Even if gay men work up the courage to ask about HIV testing and information, healthcare workers may have insufficient training or they may be uncomfortable to talk about related sexual conducts.
‘This, coupled with stigma that leads men to hide their homosexual activity, means that men delay HIV testing and treatment – and, as a result, put all their partners at risk,’ researchers say.
The issue is made even worse by high-risk behavior as around 40% of gay men in China reportedly have exchanged money for sex, while they are also found among the country’s 145 million internal economic migrants that are prone to unprotected sex and exchanging sex for money.

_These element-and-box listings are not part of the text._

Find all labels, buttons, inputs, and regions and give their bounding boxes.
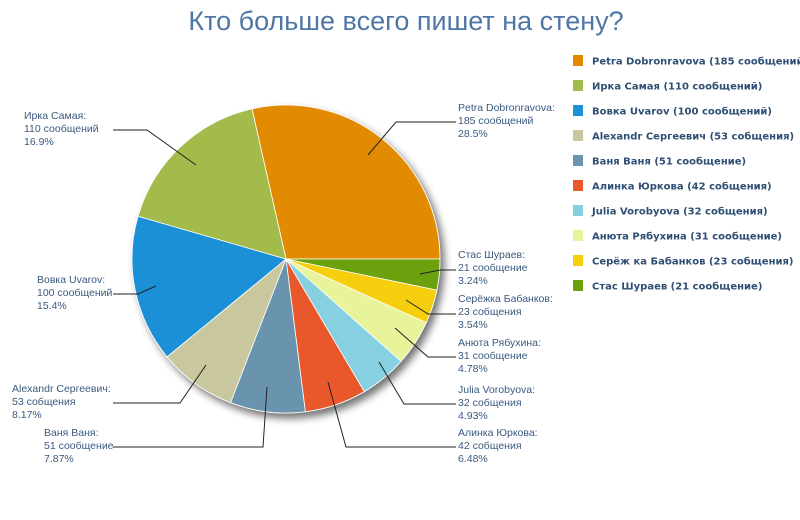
leader-line-julia-vorobyova [378, 361, 456, 405]
callout-leader-lines [113, 121, 456, 448]
leader-line-стас-шураев [419, 269, 456, 275]
callout-percent-алинка-юркова: 6.48% [458, 453, 488, 465]
legend: Petra Dobronravova (185 сообщений) Ирка С… [573, 55, 800, 293]
callout-percent-стас-шураев: 3.24% [458, 275, 488, 287]
legend-swatch-анюта-рябухина [573, 230, 583, 241]
legend-swatch-сережка-бабанков [573, 255, 583, 266]
callout-name-вовка-uvarov: Вовка Uvarov: [37, 274, 105, 286]
callout-count-ирка-самая: 110 сообщений [24, 123, 99, 135]
legend-label-julia-vorobyova: Julia Vorobyova (32 собщения) [591, 206, 768, 218]
legend-label-анюта-рябухина: Анюта Рябухина (31 сообщение) [592, 231, 782, 243]
legend-label-стас-шураев: Стас Шураев (21 сообщение) [592, 281, 762, 293]
callout-percent-вовка-uvarov: 15.4% [37, 300, 67, 312]
callout-name-анюта-рябухина: Анюта Рябухина: [458, 337, 541, 349]
callout-name-ваня-ваня: Ваня Ваня: [44, 427, 99, 439]
legend-swatch-julia-vorobyova [573, 205, 583, 216]
callout-count-julia-vorobyova: 32 собщения [458, 397, 522, 409]
legend-label-вовка-uvarov: Вовка Uvarov (100 сообщений) [592, 106, 772, 118]
legend-label-сережка-бабанков: Серёж ка Бабанков (23 собщения) [592, 256, 793, 268]
legend-swatch-alexandr-сергеевич [573, 130, 583, 141]
callout-name-petra-dobronravova: Petra Dobronravova: [458, 102, 555, 114]
callout-name-julia-vorobyova: Julia Vorobyova: [458, 384, 535, 396]
legend-swatch-petra-dobronravova [573, 55, 583, 66]
legend-label-ирка-самая: Ирка Самая (110 сообщений) [592, 81, 762, 93]
legend-label-ваня-ваня: Ваня Ваня (51 сообщение) [592, 156, 746, 168]
callout-count-вовка-uvarov: 100 сообщений [37, 287, 113, 299]
leader-line-ирка-самая [113, 129, 197, 166]
callout-count-petra-dobronravova: 185 сообщений [458, 115, 534, 127]
callout-name-алинка-юркова: Алинка Юркова: [458, 427, 538, 439]
callout-count-сережка-бабанков: 23 собщения [458, 306, 522, 318]
callout-name-сережка-бабанков: Серёжка Бабанков: [458, 293, 553, 305]
slice-ирка-самая [137, 108, 287, 260]
callout-percent-ваня-ваня: 7.87% [44, 453, 74, 465]
callout-count-анюта-рябухина: 31 сообщение [458, 350, 528, 362]
callout-percent-ирка-самая: 16.9% [24, 136, 54, 148]
legend-swatch-алинка-юркова [573, 180, 583, 191]
legend-swatch-вовка-uvarov [573, 105, 583, 116]
callout-count-ваня-ваня: 51 сообщение [44, 440, 114, 452]
callout-percent-petra-dobronravova: 28.5% [458, 128, 488, 140]
leader-line-вовка-uvarov [113, 285, 157, 295]
callout-name-ирка-самая: Ирка Самая: [24, 110, 86, 122]
legend-swatch-ваня-ваня [573, 155, 583, 166]
chart-title: Кто больше всего пишет на стену? [188, 6, 623, 36]
callout-name-стас-шураев: Стас Шураев: [458, 249, 525, 261]
leader-line-сережка-бабанков [405, 299, 456, 315]
legend-label-alexandr-сергеевич: Alexandr Сергеевич (53 собщения) [592, 131, 794, 143]
leader-line-ваня-ваня [113, 386, 268, 448]
leader-line-petra-dobronravova [367, 121, 456, 156]
legend-label-petra-dobronravova: Petra Dobronravova (185 сообщений) [592, 56, 800, 68]
leader-line-алинка-юркова [327, 381, 456, 448]
callout-percent-julia-vorobyova: 4.93% [458, 410, 488, 422]
callout-count-alexandr-сергеевич: 53 собщения [12, 396, 76, 408]
callout-percent-анюта-рябухина: 4.78% [458, 363, 488, 375]
leader-line-анюта-рябухина [394, 327, 456, 358]
leader-line-alexandr-сергеевич [113, 364, 207, 404]
callout-percent-alexandr-сергеевич: 8.17% [12, 409, 42, 421]
callout-name-alexandr-сергеевич: Alexandr Сергеевич: [12, 383, 111, 395]
legend-swatch-стас-шураев [573, 280, 583, 291]
legend-swatch-ирка-самая [573, 80, 583, 91]
legend-label-алинка-юркова: Алинка Юркова (42 собщения) [592, 181, 772, 193]
callout-count-алинка-юркова: 42 собщения [458, 440, 522, 452]
callout-count-стас-шураев: 21 сообщение [458, 262, 528, 274]
slice-вовка-uvarov [131, 215, 287, 358]
pie [131, 104, 441, 414]
callout-percent-сережка-бабанков: 3.54% [458, 319, 488, 331]
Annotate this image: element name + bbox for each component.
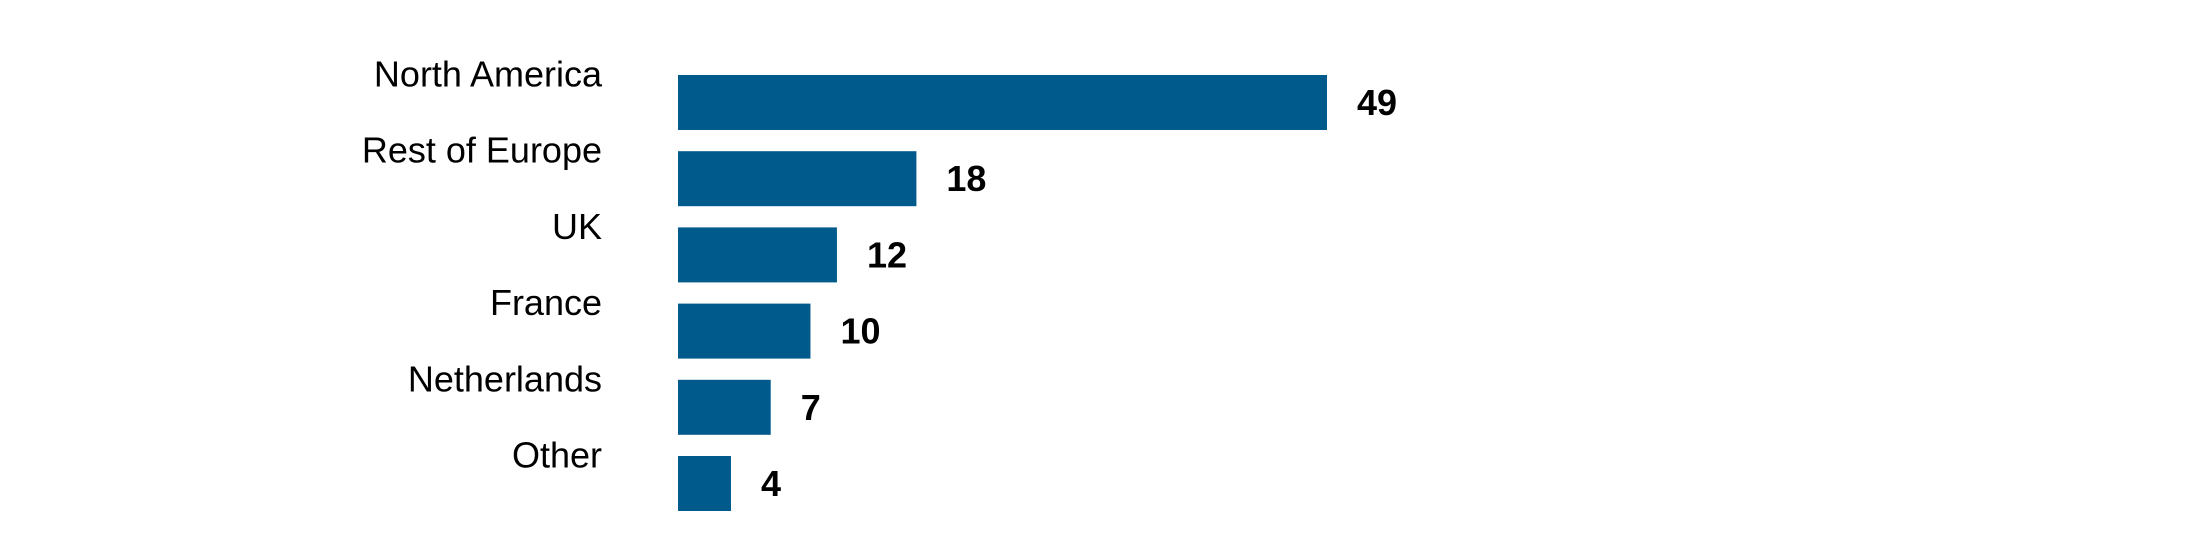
bar [678,379,771,435]
bar [678,151,917,207]
bar [678,303,811,359]
category-label: Rest of Europe [362,130,602,171]
category-label: Netherlands [408,358,602,399]
value-label: 18 [946,158,986,199]
category-label: UK [552,206,602,247]
value-label: 49 [1357,82,1397,123]
bar [678,75,1327,130]
value-label: 4 [761,463,781,504]
category-label: France [490,282,602,323]
value-label: 12 [867,234,907,275]
bar [678,227,837,283]
value-label: 10 [840,311,880,352]
value-label: 7 [801,387,821,428]
category-label: Other [512,435,602,476]
category-label: North America [374,54,603,95]
bar [678,456,731,511]
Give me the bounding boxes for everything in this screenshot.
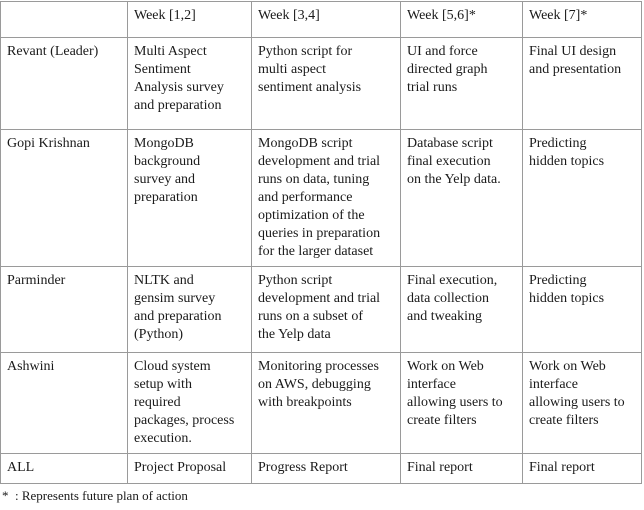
task-cell: Python script development and trial runs… [251,266,401,353]
table-row: Gopi Krishnan MongoDB background survey … [0,129,642,267]
header-cell-week-7: Week [7]* [522,1,642,38]
task-cell: Project Proposal [127,453,252,484]
header-cell-blank [0,1,128,38]
member-name-cell: Parminder [0,266,128,353]
task-cell: Predicting hidden topics [522,129,642,267]
task-cell: Final execution, data collection and twe… [400,266,523,353]
table-row: Ashwini Cloud system setup with required… [0,352,642,454]
task-cell: Database script final execution on the Y… [400,129,523,267]
table-header-row: Week [1,2] Week [3,4] Week [5,6]* Week [… [0,1,642,38]
member-name-cell: ALL [0,453,128,484]
member-name-cell: Gopi Krishnan [0,129,128,267]
header-cell-week-1-2: Week [1,2] [127,1,252,38]
task-cell: Python script for multi aspect sentiment… [251,37,401,130]
task-cell: Multi Aspect Sentiment Analysis survey a… [127,37,252,130]
header-cell-week-3-4: Week [3,4] [251,1,401,38]
schedule-table: Week [1,2] Week [3,4] Week [5,6]* Week [… [0,1,642,484]
table-row: Parminder NLTK and gensim survey and pre… [0,266,642,353]
task-cell: Final report [400,453,523,484]
table-row: ALL Project Proposal Progress Report Fin… [0,453,642,484]
task-cell: MongoDB script development and trial run… [251,129,401,267]
task-cell: NLTK and gensim survey and preparation (… [127,266,252,353]
member-name-cell: Ashwini [0,352,128,454]
header-cell-week-5-6: Week [5,6]* [400,1,523,38]
task-cell: Cloud system setup with required package… [127,352,252,454]
task-cell: Final UI design and presentation [522,37,642,130]
task-cell: UI and force directed graph trial runs [400,37,523,130]
task-cell: Monitoring processes on AWS, debugging w… [251,352,401,454]
task-cell: MongoDB background survey and preparatio… [127,129,252,267]
footnote: * : Represents future plan of action [2,488,188,503]
task-cell: Work on Web interface allowing users to … [522,352,642,454]
task-cell: Work on Web interface allowing users to … [400,352,523,454]
task-cell: Predicting hidden topics [522,266,642,353]
member-name-cell: Revant (Leader) [0,37,128,130]
task-cell: Final report [522,453,642,484]
task-cell: Progress Report [251,453,401,484]
table-row: Revant (Leader) Multi Aspect Sentiment A… [0,37,642,130]
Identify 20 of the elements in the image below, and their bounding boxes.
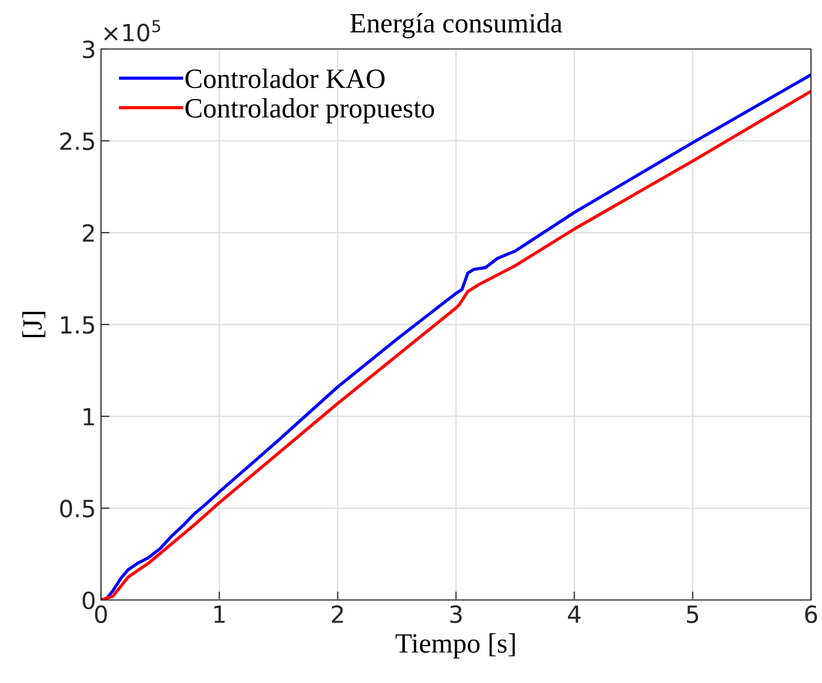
chart-title: Energía consumida bbox=[350, 13, 562, 38]
y-tick-label: 1 bbox=[84, 408, 94, 426]
x-tick-label: 1 bbox=[214, 606, 225, 623]
y-tick-label: 0 bbox=[82, 591, 95, 610]
y-tick-label: 1.5 bbox=[61, 316, 94, 334]
y-tick-label: 2 bbox=[82, 224, 94, 242]
y-tick-label: 0.5 bbox=[60, 500, 94, 518]
y-tick-label: 3 bbox=[82, 40, 94, 58]
x-tick-label: 3 bbox=[450, 605, 462, 624]
x-axis-title: Tiempo [s] bbox=[396, 633, 515, 658]
text: ×10$^{5}$ bbox=[104, 20, 160, 42]
x-tick-label: 0 bbox=[95, 605, 107, 624]
y-tick-label: 2.5 bbox=[60, 132, 94, 150]
x-tick-label: 5 bbox=[686, 606, 698, 624]
x-tick-label: 4 bbox=[568, 606, 581, 623]
y-axis-title: [J] bbox=[22, 312, 46, 338]
x-tick-label: 6 bbox=[805, 605, 818, 624]
legend-label: Controlador KAO bbox=[185, 68, 385, 88]
x-tick-label: 2 bbox=[332, 605, 343, 623]
legend-label: Controlador propuesto bbox=[185, 98, 434, 124]
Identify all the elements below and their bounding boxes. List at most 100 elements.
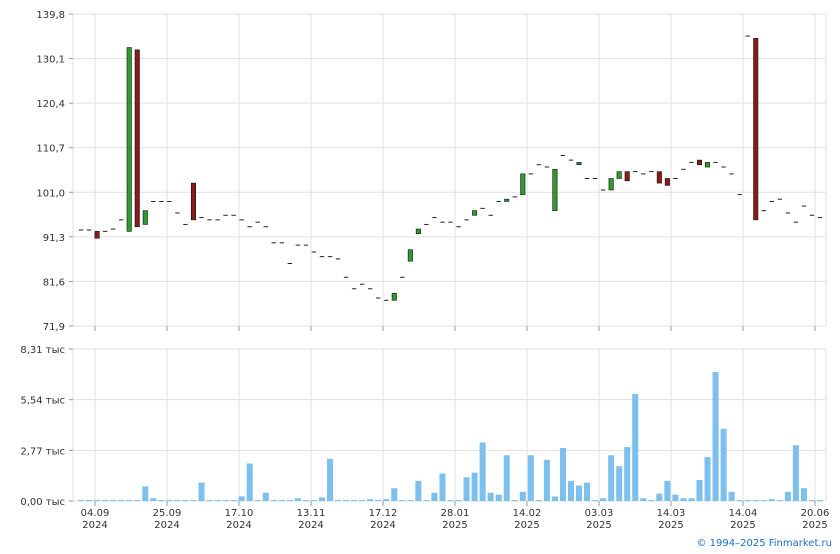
copyright-credit[interactable]: © 1994–2025 Finmarket.ru: [696, 538, 832, 549]
volume-bar: [335, 500, 342, 502]
volume-bar: [238, 496, 245, 501]
volume-bar: [567, 480, 574, 501]
volume-bar: [592, 500, 599, 502]
price-candle-down: [134, 49, 140, 228]
volume-bar: [511, 500, 518, 502]
volume-bar: [78, 500, 85, 502]
volume-bar: [471, 472, 478, 501]
x-tick-date-label: 04.09: [81, 508, 110, 519]
price-candle-up: [142, 210, 148, 225]
x-tick-year-label: 2024: [370, 520, 395, 531]
volume-bar: [503, 455, 510, 501]
volume-bar: [656, 493, 663, 501]
price-tick-label: 139,8: [36, 10, 65, 21]
volume-bar: [198, 482, 205, 501]
x-tick-year-label: 2024: [226, 520, 251, 531]
price-candle-up: [552, 169, 558, 211]
volume-bar: [278, 500, 285, 502]
volume-bar: [327, 458, 334, 501]
volume-bar: [608, 455, 615, 501]
volume-bar: [439, 473, 446, 501]
price-candle-up: [504, 198, 510, 202]
volume-bar: [383, 499, 390, 501]
x-tick-date-label: 14.03: [657, 508, 686, 519]
x-tick-date-label: 14.04: [729, 508, 758, 519]
volume-bar: [624, 447, 631, 501]
volume-bar: [214, 500, 221, 502]
volume-bar: [222, 500, 229, 502]
price-candle-down: [664, 178, 670, 186]
volume-bar: [551, 496, 558, 501]
x-tick-year-label: 2025: [442, 520, 467, 531]
x-tick-date-label: 20.06: [801, 508, 830, 519]
x-tick-date-label: 28.01: [441, 508, 470, 519]
price-candle-down: [94, 231, 100, 239]
volume-bar: [150, 498, 157, 501]
x-tick-year-label: 2025: [802, 520, 827, 531]
volume-bar: [407, 500, 414, 502]
volume-bar: [302, 500, 309, 502]
volume-bar: [479, 442, 486, 501]
volume-bar: [696, 479, 703, 501]
volume-bar: [792, 445, 799, 501]
volume-bar: [495, 494, 502, 501]
volume-bar: [800, 488, 807, 501]
price-tick-label: 130,1: [36, 55, 65, 66]
volume-bar: [262, 492, 269, 501]
price-candle-down: [624, 171, 630, 182]
volume-bar: [134, 500, 141, 502]
volume-bar: [728, 491, 735, 501]
volume-bar: [527, 455, 534, 501]
volume-bar: [359, 500, 366, 502]
price-tick-label: 71,9: [43, 322, 65, 333]
volume-bar: [616, 466, 623, 501]
volume-bar: [367, 499, 374, 501]
x-tick-year-label: 2025: [658, 520, 683, 531]
price-tick-label: 91,3: [43, 233, 65, 244]
x-tick-year-label: 2025: [730, 520, 755, 531]
x-tick-year-label: 2024: [154, 520, 179, 531]
volume-bar: [535, 500, 542, 502]
volume-bar: [784, 491, 791, 501]
price-tick-label: 110,7: [36, 144, 65, 155]
volume-bar: [487, 492, 494, 501]
x-tick-date-label: 14.02: [513, 508, 542, 519]
volume-bar: [640, 498, 647, 501]
x-axis: 04.09202425.09202417.10202413.11202417.1…: [81, 326, 830, 531]
volume-bar: [174, 500, 181, 502]
volume-bar: [760, 500, 767, 502]
volume-bar: [423, 500, 430, 502]
price-tick-label: 120,4: [36, 99, 65, 110]
price-candle-up: [407, 249, 413, 262]
x-tick-date-label: 13.11: [297, 508, 326, 519]
price-tick-label: 101,0: [36, 188, 65, 199]
price-candle-up: [616, 171, 622, 179]
volume-bar: [94, 500, 101, 502]
volume-bar: [584, 482, 591, 501]
volume-bar: [86, 500, 93, 502]
volume-bar: [158, 500, 165, 502]
volume-bar: [600, 498, 607, 501]
x-tick-year-label: 2024: [298, 520, 323, 531]
price-candle-up: [391, 293, 397, 301]
price-candle-up: [472, 210, 478, 216]
volume-bar: [776, 500, 783, 502]
price-candle-down: [656, 171, 662, 184]
volume-tick-label: 5,54 тыс: [20, 396, 65, 407]
volume-bar: [351, 500, 358, 502]
x-tick-date-label: 25.09: [153, 508, 182, 519]
volume-bar: [744, 500, 751, 502]
volume-bar: [254, 500, 261, 502]
volume-bar: [190, 500, 197, 502]
x-tick-date-label: 17.12: [369, 508, 398, 519]
price-candle-up: [608, 178, 614, 191]
volume-bar: [680, 498, 687, 501]
volume-bar: [343, 500, 350, 502]
x-tick-year-label: 2025: [586, 520, 611, 531]
price-candle-up: [705, 162, 711, 168]
volume-bar: [206, 500, 213, 502]
x-tick-date-label: 17.10: [225, 508, 254, 519]
price-candle-up: [126, 47, 132, 232]
volume-bar: [118, 500, 125, 502]
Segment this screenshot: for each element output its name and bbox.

Breaking through stigmas about sex, and homosexuality and HIV in particular, is a key solution. First, at the political level, policymakers must make discrimination against HIV-positive individuals punishable by law and include sufficient incentives or penalties to ensure enforcement, according to the researchers.
Second, health professionals must cooperation across disciplines to better characterize where and how HIV is gaining ground, and to translate these date into public-health applications.
Highlighting the power of leading by example for combating stigma, the researchers cited the widely broadcast anti-HIV discrimination announcements that basketball legend Magic Johnson and native player Yao Ming did in 2004, and how a man stood up during an AIDS summit with former US president Bill Clinton at Tsinghua University in Beijing.